Two Poems by Morton Marcus
DAWN
At sunrise
pebbles tremble,
trees shake.
Stones jostle
in an ancient hut
above the Balkan valley
where all the things
that disappear
beneath the earth-
thigh bones, combs,
winecups and wedding rings-
Lie hidden, still.
Surely on such
a morning as this
the sunlight spearing
into a dark corner
must be glinting
on the lost key
that unlocks
the staircase
into the earth
where all the bones
that have disappeared
will climb once more
into the light,
singing songs
of hallelujah.
I should know better.
Each dawn
this battered planet
repairs itself
in the only way
it can-burying fists
and rusty knives.
THE OTHER
-1-
It doesn’t take long in this world
to realize that you’re the other:
that the fried chicken and mashed potatoes,
arranged beside the buttered broccoli,
is a meal someone else won’t eat;
that the GI blown apart in Asia,
bits of hair and intestine
plastered to the banyan leaves, isn’t you,
and that the high school athlete paralyzed for life
isn’t you, either. They’re your brother
or your friend, cousin or acquaintance.
Maybe a stranger. Maybe.
But you are always the other,
the one who survives, who chews the chicken,
lopes into the end-zone, and dates the girl
he watched from across the street.
And when you fumble among her springing straps,
he is beside you, reaching out
like a breeze through the curtains,
circling your body and hers,
wrapping you both in a warm wind.
-2-
The coffee steams up from the white cup: nutty,
a chocolate sweetened with the rich, dark earth,
with all the dreams sighing in the rich, dark earth,
all the unaccomplished dreams of the dead.
You sip the coffee,
lumber through the tunnel of each day,
eat, dance, make love, imagining eyes that watch
from the road not taken, the tree not climbed,
the woman not loved,
the auto crash you did not die in.
And because even the strongest men
beat fists on their foreheads,
asking, “Why me?
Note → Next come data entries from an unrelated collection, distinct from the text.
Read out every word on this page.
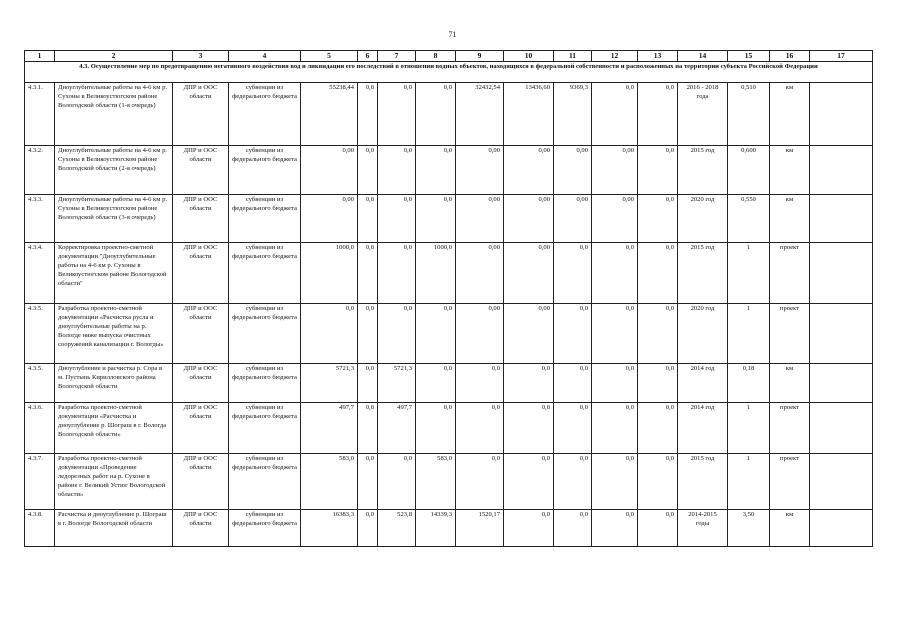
71
1	2	3	4	5	6	7	8	9	10	11	12	13	14	15	16	17
4.3. Осуществление мер по предотвращению негативного воздействия вод и ликвидации его последствий в отношении водных объектов, находящихся в федеральной собственности и расположенных на территории субъекта Российской Федерации																
4.3.1.	Дноуглубительные работы на 4-6 км р. Сухоны в Великоустюгском районе Вологодской области (1-я очередь)	ДПР и ООС области	субвенции из федерального бюджета	55238,44	0,0	0,0	0,0	32432,54	13436,60	9369,3	0,0	0,0	2016 - 2018 года	0,510	км	
4.3.2.	Дноуглубительные работы на 4-6 км р. Сухоны в Великоустюгском районе Вологодской области (2-я очередь)	ДПР и ООС области	субвенции из федерального бюджета	0,00	0,0	0,0	0,0	0,00	0,00	0,00	0,00	0,0	2015 год	0,600	км	
4.3.3.	Дноуглубительные работы на 4-6 км р. Сухоны в Великоустюгском районе Вологодской области (3-я очередь)	ДПР и ООС области	субвенции из федерального бюджета	0,00	0,0	0,0	0,0	0,00	0,00	0,00	0,00	0,0	2020 год	0,550	км	
4.3.4.	Корректировка проектно-сметной документации "Дноуглубительные работы на 4-6 км р. Сухоны в Великоустюгском районе Вологодской области"	ДПР и ООС области	субвенции из федерального бюджета	1000,0	0,0	0,0	1000,0	0,00	0,00	0,0	0,0	0,0	2015 год	1	проект	
4.3.5.	Разработка проектно-сметной документации «Расчистка русла и дноуглубительные работы на р. Вологде ниже выпуска очистных сооружений канализации г. Вологды»	ДПР и ООС области	субвенции из федерального бюджета	0,0	0,0	0,0	0,0	0,00	0,00	0,0	0,0	0,0	2020 год	1	проект	
4.3.5.	Дноуглубление и расчистка р. Сора в м. Пустынь Кирилловского района Вологодской области	ДПР и ООС области	субвенции из федерального бюджета	5721,3	0,0	5721,3	0,0	0,0	0,0	0,0	0,0	0,0	2014 год	0,18	км	
4.3.6.	Разработка проектно-сметной документации «Расчистка и дноуглубление р. Шограш в г. Вологда Вологодской области»	ДПР и ООС области	субвенции из федерального бюджета	497,7	0,0	497,7	0,0	0,0	0,0	0,0	0,0	0,0	2014 год	1	проект	
4.3.7.	Разработка проектно-сметной документации «Проведение ледорезных работ на р. Сухоне в районе г. Великий Устюг Вологодской области»	ДПР и ООС области	субвенции из федерального бюджета	583,0	0,0	0,0	583,0	0,0	0,0	0,0	0,0	0,0	2015 год	1	проект	
4.3.8.	Расчистка и дноуглубление р. Шограш в г. Вологде Вологодской области	ДПР и ООС области	субвенции из федерального бюджета	16383,3	0,0	523,8	14339,3	1520,17	0,0	0,0	0,0	0,0	2014-2015 годы	3,50	км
Why him? Why? Why?”
and only the wind answers, the wind
and the tall darkness;
because we begin and end
in that darkness-this life,
which we didn’t want and never asked for,
is, at least for a time, a sort of answer;
is, for a time, a sort of reason;
is, right now, the only reason
to holler a greeting at the sun,
grab our loneliness with both hands
and waltz with it around the living room,
until our breath is gone and our heart aches
for love, for life, for all the dead.